Pero yo no lo hice, allí nos quedamos los tres fijos delante del televisor y escuchando la radio, no habíamos probado bocado desde hacía doce horas, entonces fue mi propio padre quien se levantó y apareció en el salón con la bandeja de croquetas frías y unas servilletas de papel, yo fui la primera que me decidí a probar una, luego fue mi padre quien estiró la mano y al final mi madre, ya más tranquila, la que se decidió a picar y así poco a poco y de madrugada mientras esperábamos noticias la fuente se quedó vacía, desde ese día en casa siempre hemos llamado a esa jornada ?la noche de las croquetas?.

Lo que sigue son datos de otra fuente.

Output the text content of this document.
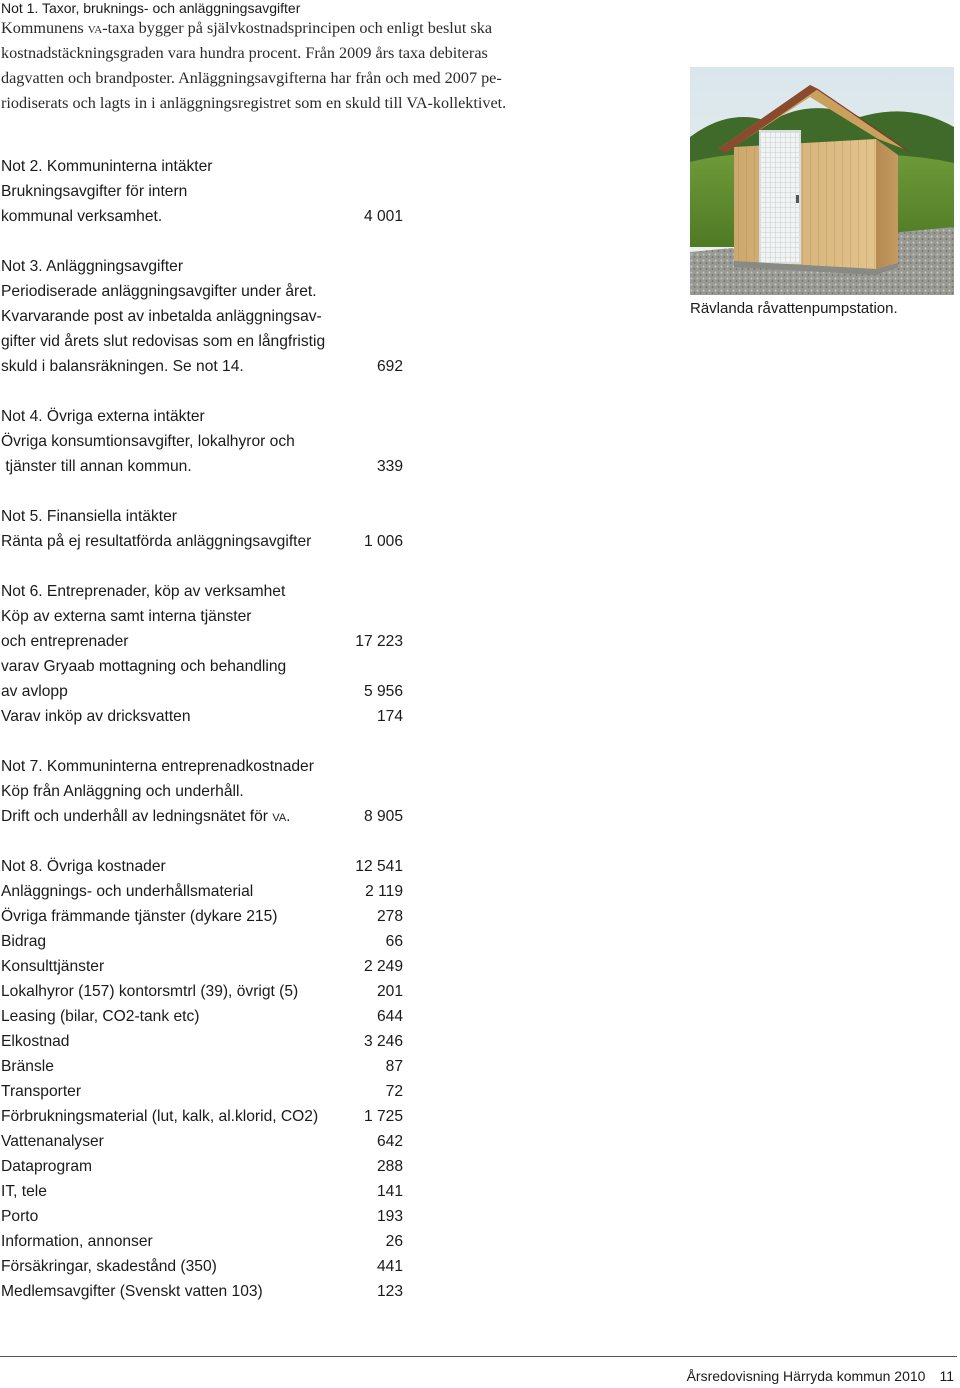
Not 1. Taxor, bruknings- och anläggningsavgifter
Kommunens va-taxa bygger på självkostnadsprincipen och enligt beslut ska
kostnadstäckningsgraden vara hundra procent. Från 2009 års taxa debiteras
dagvatten och brandposter. Anläggningsavgifterna har från och med 2007 pe-
riodiserats och lagts in i anläggningsregistret som en skuld till VA-kollektivet.
Rävlanda råvattenpumpstation.
Not 2. Kommuninterna intäkter
Brukningsavgifter för intern
kommunal verksamhet.	4 001
Not 3. Anläggningsavgifter
Periodiserade anläggningsavgifter under året.
Kvarvarande post av inbetalda anläggningsav-
gifter vid årets slut redovisas som en långfristig
skuld i balansräkningen. Se not 14.	692
Not 4. Övriga externa intäkter
Övriga konsumtionsavgifter, lokalhyror och
tjänster till annan kommun.	339
Not 5. Finansiella intäkter
Ränta på ej resultatförda anläggningsavgifter	1 006
Not 6. Entreprenader, köp av verksamhet
Köp av externa samt interna tjänster
och entreprenader	17 223
varav Gryaab mottagning och behandling
av avlopp	5 956
Varav inköp av dricksvatten	174
Not 7. Kommuninterna entreprenadkostnader
Köp från Anläggning och underhåll.
Drift och underhåll av ledningsnätet för va.	8 905
Not 8. Övriga kostnader	12 541
Anläggnings- och underhållsmaterial	2 119
Övriga främmande tjänster (dykare 215)	278
Bidrag	66
Konsulttjänster	2 249
Lokalhyror (157) kontorsmtrl (39), övrigt (5)	201
Leasing (bilar, CO2-tank etc)	644
Elkostnad	3 246
Bränsle	87
Transporter	72
Förbrukningsmaterial (lut, kalk, al.klorid, CO2)	1 725
Vattenanalyser	642
Dataprogram	288
IT, tele	141
Porto	193
Information, annonser	26
Försäkringar, skadestånd (350)	441
Medlemsavgifter (Svenskt vatten 103)	123
Årsredovisning Härryda kommun 2010 11
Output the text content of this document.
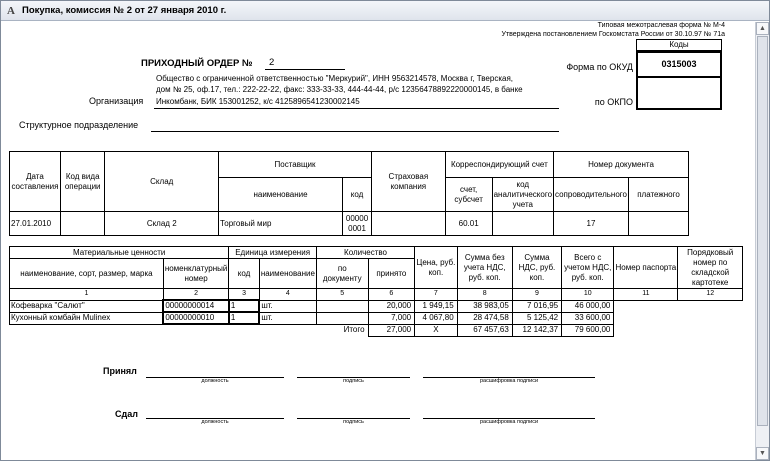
A Покупка, комиссия № 2 от 27 января 2010 г.
▲
▼
Типовая межотраслевая форма № М-4
Утверждена постановлением Госкомстата России от 30.10.97 № 71а
Коды
0315003
Форма по ОКУД
по ОКПО
ПРИХОДНЫЙ ОРДЕР № 2
Общество с ограниченной ответственностью "Меркурий", ИНН 9563214578, Москва г, Тверская,
дом № 25, оф.17, тел.: 222-22-22, факс: 333-33-33, 444-44-44, р/с 12356478892220000145, в банке
Организация Инкомбанк, БИК 153001252, к/с 4125896541230002145
Структурное подразделение
Дата составления	Код вида операции	Склад	Поставщик		Страховая компания	Корреспондирующий счет		Номер документа	
			наименование	код		счет, субсчет	код аналитического учета	сопроводительного	платежного
27.01.2010		Склад 2	Торговый мир	000000001		60.01		17	
Материальные ценности		Единица измерения		Количество		Цена, руб. коп.	Сумма без учета НДС, руб. коп.	Сумма НДС, руб. коп.	Всего с учетом НДС, руб. коп.	Номер паспорта	Порядковый номер по складской картотеке
наименование, сорт, размер, марка	номенклатурный номер	код	наименование	по документу	принято						
1	2	3	4	5	6	7	8	9	10	11	12
Кофеварка "Салют"	00000000014	1	шт.		20,000	1 949,15	38 983,05	7 016,95	46 000,00		
Кухонный комбайн Mulinex	00000000010	1	шт.		7,000	4 067,80	28 474,58	5 125,42	33 600,00		
				Итого	27,000	X	67 457,63	12 142,37	79 600,00		
Принял
должность	подпись	расшифровка подписи
Сдал
должность	подпись	расшифровка подписи
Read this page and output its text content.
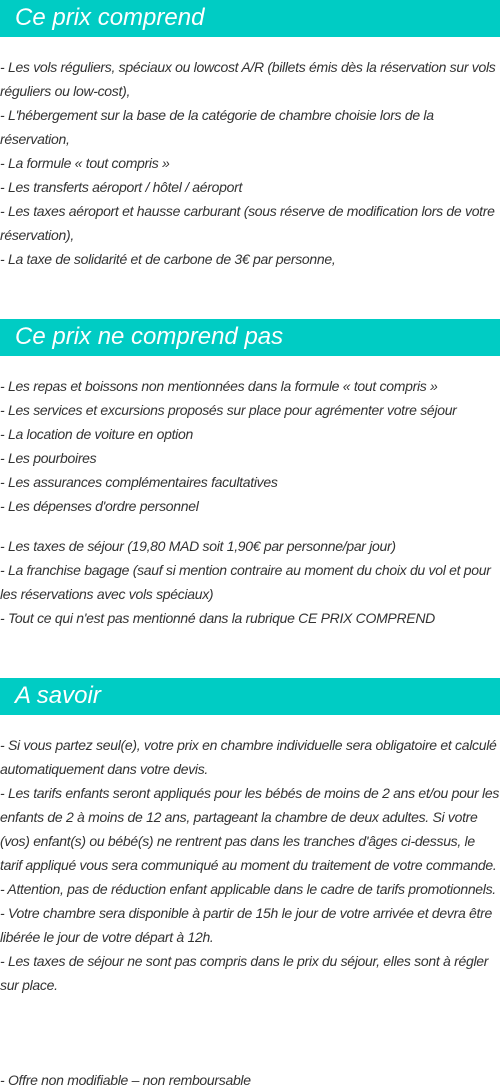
Ce prix comprend

- Les vols réguliers, spéciaux ou lowcost A/R (billets émis dès la réservation sur vols réguliers ou low-cost),

- L'hébergement sur la base de la catégorie de chambre choisie lors de la réservation,

- La formule « tout compris »

- Les transferts aéroport / hôtel / aéroport

- Les taxes aéroport et hausse carburant (sous réserve de modification lors de votre réservation),

- La taxe de solidarité et de carbone de 3€ par personne,

Ce prix ne comprend pas

- Les repas et boissons non mentionnées dans la formule « tout compris »

- Les services et excursions proposés sur place pour agrémenter votre séjour

- La location de voiture en option

- Les pourboires

- Les assurances complémentaires facultatives

- Les dépenses d'ordre personnel

- Les taxes de séjour (19,80 MAD soit 1,90€ par personne/par jour)

- La franchise bagage (sauf si mention contraire au moment du choix du vol et pour les réservations avec vols spéciaux)

- Tout ce qui n'est pas mentionné dans la rubrique CE PRIX COMPREND

A savoir

- Si vous partez seul(e), votre prix en chambre individuelle sera obligatoire et calculé automatiquement dans votre devis.

- Les tarifs enfants seront appliqués pour les bébés de moins de 2 ans et/ou pour les enfants de 2 à moins de 12 ans, partageant la chambre de deux adultes. Si votre (vos) enfant(s) ou bébé(s) ne rentrent pas dans les tranches d'âges ci-dessus, le tarif appliqué vous sera communiqué au moment du traitement de votre commande.

- Attention, pas de réduction enfant applicable dans le cadre de tarifs promotionnels.

- Votre chambre sera disponible à partir de 15h le jour de votre arrivée et devra être libérée le jour de votre départ à 12h.

- Les taxes de séjour ne sont pas compris dans le prix du séjour, elles sont à régler sur place.

- Offre non modifiable – non remboursable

Poco más hicimos, yo creo que hasta me adormilé un rato, pero allí estuvimos juntos y ya tranquilos. Sobre las 7 de la mañana mi padre se duchó, se afeitó, se puso el uniforme y se fue a su cuartel como un día cualquiera.

Nosotras dos nos quedamos mirando la televisión y escuchando la radio hasta que vimos sobre las 11 de la mañana salir, para entregarse, uno tras otro a docenas de números de la Guardia Civil, saltando por una de las ventanas del Congreso que dan a la Carrera de San Jerónimo.

Por fin, las negociaciones entre civiles y militares dieron su fruto y los diputados, después de permanecer 18 intensas horas secuestrados, comenzaron a abandonar el Parlamento y al día siguiente el 25 de febrero continuó la votación abortada por los golpistas y Leopoldo Calvo-Sotelo fue elegido por mayoría absoluta segundo Presidente de un Gobierno democrático tras la muerte de Franco.